Seeing all these drought tolerant gardens, one can’t help but wonder how water restrictions are affecting – and determining – gardeners’ design ideas in Denver. According to Kelaidis, when faced with a dilemma like this, you need to take a deep breath and reorient. “We should design for low water use from the start, growing plants from areas with long periods of drought. People often want to grow plants that remind them of home, and a lot of people have moved here in recent years. There’s a different look and feel to the gardens that thrive here: our best gardens rely on texture and form instead of a lush, verdant look. Instead, we must cultivate a taste for fine textures, contrast and silvery tones" (since small, silvery and hairy leaves provide protection against the sun and drought).

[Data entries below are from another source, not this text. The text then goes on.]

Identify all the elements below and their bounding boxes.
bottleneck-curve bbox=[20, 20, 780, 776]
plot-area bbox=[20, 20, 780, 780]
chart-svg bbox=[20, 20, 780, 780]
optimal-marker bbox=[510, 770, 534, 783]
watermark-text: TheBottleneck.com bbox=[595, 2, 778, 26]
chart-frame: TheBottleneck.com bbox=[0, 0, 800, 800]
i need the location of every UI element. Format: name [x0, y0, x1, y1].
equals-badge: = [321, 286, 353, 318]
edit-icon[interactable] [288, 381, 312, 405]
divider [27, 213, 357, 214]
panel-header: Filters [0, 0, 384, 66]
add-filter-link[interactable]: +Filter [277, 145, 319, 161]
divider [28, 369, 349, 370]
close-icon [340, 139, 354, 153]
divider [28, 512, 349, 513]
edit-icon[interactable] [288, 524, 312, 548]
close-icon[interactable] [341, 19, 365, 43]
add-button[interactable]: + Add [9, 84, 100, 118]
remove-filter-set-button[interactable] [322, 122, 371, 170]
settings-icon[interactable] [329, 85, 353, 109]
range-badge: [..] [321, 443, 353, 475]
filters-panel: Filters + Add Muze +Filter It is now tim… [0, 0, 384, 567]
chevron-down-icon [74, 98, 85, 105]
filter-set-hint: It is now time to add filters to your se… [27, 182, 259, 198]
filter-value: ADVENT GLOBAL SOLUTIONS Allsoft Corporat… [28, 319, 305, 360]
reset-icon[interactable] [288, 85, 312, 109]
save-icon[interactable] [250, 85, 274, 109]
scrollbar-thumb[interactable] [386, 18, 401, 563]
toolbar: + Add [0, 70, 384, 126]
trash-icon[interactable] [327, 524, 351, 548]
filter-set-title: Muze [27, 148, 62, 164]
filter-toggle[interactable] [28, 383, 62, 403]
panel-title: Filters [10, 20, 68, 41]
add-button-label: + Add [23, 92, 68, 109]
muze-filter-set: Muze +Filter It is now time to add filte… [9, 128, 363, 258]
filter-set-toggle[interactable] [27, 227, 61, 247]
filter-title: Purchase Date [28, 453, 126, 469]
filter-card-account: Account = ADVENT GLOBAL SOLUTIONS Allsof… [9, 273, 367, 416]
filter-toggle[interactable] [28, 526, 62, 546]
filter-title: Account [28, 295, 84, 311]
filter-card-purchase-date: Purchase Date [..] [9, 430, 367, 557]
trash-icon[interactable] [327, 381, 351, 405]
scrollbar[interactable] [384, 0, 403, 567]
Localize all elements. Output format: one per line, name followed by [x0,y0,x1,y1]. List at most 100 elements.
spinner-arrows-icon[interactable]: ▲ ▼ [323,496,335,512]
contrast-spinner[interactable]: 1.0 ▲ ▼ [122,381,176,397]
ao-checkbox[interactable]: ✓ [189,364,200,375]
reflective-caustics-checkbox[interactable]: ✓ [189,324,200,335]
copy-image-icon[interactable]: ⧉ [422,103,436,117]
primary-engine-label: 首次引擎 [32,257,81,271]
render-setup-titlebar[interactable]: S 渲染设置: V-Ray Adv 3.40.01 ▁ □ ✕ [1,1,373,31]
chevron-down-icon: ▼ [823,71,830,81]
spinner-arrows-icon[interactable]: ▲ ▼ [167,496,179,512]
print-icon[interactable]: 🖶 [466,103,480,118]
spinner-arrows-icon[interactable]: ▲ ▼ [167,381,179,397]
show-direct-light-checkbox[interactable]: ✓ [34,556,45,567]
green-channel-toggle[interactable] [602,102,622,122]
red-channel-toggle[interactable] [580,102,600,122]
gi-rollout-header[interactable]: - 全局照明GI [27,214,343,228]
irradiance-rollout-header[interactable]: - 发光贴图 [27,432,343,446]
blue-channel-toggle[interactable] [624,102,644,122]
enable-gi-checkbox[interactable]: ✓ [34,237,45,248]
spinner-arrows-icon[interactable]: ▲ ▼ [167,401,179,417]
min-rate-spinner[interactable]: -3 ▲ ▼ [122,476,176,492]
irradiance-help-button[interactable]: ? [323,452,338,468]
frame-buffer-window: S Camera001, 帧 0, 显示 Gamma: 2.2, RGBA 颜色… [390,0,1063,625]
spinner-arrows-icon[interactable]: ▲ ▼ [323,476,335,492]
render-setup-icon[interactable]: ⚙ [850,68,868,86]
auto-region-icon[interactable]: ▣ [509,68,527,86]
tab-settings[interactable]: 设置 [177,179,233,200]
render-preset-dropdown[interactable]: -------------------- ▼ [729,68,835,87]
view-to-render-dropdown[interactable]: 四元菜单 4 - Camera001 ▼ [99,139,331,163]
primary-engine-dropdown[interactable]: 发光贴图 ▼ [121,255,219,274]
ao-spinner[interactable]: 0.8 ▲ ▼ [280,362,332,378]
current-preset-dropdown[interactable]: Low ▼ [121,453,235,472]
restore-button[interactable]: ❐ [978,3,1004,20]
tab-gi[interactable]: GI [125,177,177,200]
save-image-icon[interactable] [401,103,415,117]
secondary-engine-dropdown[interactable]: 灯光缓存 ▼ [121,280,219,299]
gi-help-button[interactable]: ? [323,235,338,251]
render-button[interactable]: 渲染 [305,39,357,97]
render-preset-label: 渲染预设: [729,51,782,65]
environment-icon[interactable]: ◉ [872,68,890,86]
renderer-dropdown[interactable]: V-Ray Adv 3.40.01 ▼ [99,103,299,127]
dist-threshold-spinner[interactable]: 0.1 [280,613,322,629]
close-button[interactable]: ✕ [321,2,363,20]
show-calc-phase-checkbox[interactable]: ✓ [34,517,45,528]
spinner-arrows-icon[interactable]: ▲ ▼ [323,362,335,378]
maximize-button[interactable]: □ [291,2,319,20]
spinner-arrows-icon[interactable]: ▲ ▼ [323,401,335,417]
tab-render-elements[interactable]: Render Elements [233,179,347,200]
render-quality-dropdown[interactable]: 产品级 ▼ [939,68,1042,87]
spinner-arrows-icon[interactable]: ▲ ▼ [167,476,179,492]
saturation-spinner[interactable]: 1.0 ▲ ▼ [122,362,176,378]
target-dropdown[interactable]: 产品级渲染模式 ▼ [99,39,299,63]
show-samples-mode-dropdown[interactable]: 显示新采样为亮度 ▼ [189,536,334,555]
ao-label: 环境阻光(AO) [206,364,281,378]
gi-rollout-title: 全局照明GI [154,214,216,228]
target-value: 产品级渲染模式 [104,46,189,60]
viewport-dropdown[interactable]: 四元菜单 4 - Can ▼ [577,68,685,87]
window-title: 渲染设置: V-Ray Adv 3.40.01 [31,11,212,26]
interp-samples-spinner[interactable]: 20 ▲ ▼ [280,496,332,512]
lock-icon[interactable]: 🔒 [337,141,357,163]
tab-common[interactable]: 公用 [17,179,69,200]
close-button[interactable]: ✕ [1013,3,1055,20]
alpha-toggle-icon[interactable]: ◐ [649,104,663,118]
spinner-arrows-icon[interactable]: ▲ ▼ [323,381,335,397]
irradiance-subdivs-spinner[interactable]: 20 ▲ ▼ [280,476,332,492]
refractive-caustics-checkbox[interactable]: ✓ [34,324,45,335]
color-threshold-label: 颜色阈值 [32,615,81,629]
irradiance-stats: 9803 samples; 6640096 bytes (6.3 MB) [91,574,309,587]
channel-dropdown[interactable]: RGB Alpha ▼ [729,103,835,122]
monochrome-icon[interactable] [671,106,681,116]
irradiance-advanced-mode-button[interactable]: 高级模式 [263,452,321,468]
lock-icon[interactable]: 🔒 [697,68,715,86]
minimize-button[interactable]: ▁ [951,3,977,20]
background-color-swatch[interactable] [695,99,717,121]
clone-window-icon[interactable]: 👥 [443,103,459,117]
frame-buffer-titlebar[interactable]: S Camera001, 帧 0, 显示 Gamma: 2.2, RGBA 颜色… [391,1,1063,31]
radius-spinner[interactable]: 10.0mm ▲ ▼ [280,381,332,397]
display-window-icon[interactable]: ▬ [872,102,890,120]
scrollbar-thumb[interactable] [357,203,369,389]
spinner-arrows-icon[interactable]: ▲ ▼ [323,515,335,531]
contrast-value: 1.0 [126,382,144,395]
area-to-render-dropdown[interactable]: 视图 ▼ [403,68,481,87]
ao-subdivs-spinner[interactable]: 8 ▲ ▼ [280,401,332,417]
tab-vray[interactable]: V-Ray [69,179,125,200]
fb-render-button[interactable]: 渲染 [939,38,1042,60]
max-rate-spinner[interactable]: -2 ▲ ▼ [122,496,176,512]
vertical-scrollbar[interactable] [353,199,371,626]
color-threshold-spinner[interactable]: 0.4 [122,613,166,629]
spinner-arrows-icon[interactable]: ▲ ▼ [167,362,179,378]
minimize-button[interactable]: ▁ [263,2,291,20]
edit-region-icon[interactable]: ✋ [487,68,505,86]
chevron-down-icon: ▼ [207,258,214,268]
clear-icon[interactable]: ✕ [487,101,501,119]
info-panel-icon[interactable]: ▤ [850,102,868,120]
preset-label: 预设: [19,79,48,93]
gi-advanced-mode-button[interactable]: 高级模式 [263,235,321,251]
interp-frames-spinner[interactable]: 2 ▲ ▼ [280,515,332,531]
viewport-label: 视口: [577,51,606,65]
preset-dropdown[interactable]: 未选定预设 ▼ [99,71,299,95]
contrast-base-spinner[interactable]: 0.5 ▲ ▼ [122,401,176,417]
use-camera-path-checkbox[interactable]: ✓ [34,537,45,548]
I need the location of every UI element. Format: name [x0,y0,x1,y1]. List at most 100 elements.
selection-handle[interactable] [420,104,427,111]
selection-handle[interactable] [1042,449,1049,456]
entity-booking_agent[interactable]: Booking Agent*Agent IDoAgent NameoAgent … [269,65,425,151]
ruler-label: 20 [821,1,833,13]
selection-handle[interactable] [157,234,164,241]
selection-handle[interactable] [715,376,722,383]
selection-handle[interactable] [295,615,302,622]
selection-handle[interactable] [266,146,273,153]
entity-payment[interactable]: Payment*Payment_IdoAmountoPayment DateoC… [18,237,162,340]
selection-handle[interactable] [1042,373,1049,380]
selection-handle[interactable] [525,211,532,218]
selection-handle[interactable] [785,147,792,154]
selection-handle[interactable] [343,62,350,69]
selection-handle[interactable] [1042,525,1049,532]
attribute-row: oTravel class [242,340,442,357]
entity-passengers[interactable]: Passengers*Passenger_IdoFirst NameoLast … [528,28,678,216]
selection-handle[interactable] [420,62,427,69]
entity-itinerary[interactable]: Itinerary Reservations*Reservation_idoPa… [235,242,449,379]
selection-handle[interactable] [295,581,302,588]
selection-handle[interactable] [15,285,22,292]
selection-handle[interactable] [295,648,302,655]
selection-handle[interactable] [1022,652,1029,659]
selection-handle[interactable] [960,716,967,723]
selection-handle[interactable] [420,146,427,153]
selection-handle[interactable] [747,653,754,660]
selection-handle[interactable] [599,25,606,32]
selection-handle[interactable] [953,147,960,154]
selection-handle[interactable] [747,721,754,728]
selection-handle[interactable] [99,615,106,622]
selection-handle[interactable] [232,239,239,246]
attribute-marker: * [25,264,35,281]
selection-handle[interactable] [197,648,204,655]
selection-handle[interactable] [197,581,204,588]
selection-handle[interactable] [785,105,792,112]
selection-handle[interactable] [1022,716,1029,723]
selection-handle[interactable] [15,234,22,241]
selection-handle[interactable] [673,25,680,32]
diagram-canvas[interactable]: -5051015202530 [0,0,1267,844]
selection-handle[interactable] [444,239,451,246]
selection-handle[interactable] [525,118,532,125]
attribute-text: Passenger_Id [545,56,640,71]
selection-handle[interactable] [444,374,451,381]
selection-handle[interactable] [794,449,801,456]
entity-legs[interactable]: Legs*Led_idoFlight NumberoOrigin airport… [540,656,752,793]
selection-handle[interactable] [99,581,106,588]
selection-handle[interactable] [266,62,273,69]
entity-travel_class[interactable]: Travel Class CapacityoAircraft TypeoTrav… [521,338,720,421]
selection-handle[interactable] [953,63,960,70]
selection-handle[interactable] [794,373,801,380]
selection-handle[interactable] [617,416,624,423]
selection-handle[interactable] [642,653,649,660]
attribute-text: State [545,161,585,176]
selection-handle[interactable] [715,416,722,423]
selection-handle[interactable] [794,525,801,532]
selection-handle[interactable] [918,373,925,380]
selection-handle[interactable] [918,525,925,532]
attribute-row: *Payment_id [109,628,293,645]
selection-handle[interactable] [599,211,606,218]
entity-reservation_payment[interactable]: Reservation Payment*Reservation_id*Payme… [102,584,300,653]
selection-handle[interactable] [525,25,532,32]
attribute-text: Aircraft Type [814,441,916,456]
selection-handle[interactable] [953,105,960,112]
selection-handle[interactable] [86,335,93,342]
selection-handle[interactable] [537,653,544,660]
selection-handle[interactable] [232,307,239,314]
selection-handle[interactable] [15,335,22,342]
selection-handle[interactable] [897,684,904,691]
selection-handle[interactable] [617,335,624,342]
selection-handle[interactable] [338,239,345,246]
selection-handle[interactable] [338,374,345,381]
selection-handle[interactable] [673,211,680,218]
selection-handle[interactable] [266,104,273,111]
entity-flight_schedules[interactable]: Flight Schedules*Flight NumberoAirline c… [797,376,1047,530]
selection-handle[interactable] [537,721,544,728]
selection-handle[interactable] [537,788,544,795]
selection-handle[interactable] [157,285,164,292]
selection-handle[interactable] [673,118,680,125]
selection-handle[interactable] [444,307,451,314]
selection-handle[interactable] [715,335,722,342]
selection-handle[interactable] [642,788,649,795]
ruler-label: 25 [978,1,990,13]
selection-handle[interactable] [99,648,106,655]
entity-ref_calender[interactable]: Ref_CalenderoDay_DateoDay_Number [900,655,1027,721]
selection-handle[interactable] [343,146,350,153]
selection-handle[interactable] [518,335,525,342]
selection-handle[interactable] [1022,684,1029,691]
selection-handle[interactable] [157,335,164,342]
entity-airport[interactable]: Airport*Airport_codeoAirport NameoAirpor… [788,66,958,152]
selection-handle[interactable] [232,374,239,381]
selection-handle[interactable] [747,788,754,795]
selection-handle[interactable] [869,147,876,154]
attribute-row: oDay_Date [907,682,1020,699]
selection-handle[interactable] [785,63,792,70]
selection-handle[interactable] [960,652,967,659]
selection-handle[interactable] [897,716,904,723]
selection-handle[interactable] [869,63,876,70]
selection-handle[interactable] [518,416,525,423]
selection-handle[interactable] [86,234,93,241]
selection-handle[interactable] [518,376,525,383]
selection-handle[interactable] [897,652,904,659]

After a week in Denver – and with two visits to the Denver Botanical Gardens (images to be shown another time), I was feeling mighty inspired by all the beautiful public spaces, including a wealth of small, very usable parks with seating areas and marvelous swathes of cactus and succulent gardens in the meridian between lanes of traffic. It should be noted that well-heeled residents of Denver have been incredibly supportive of the city’s parks and gardens – this should not be underestimated!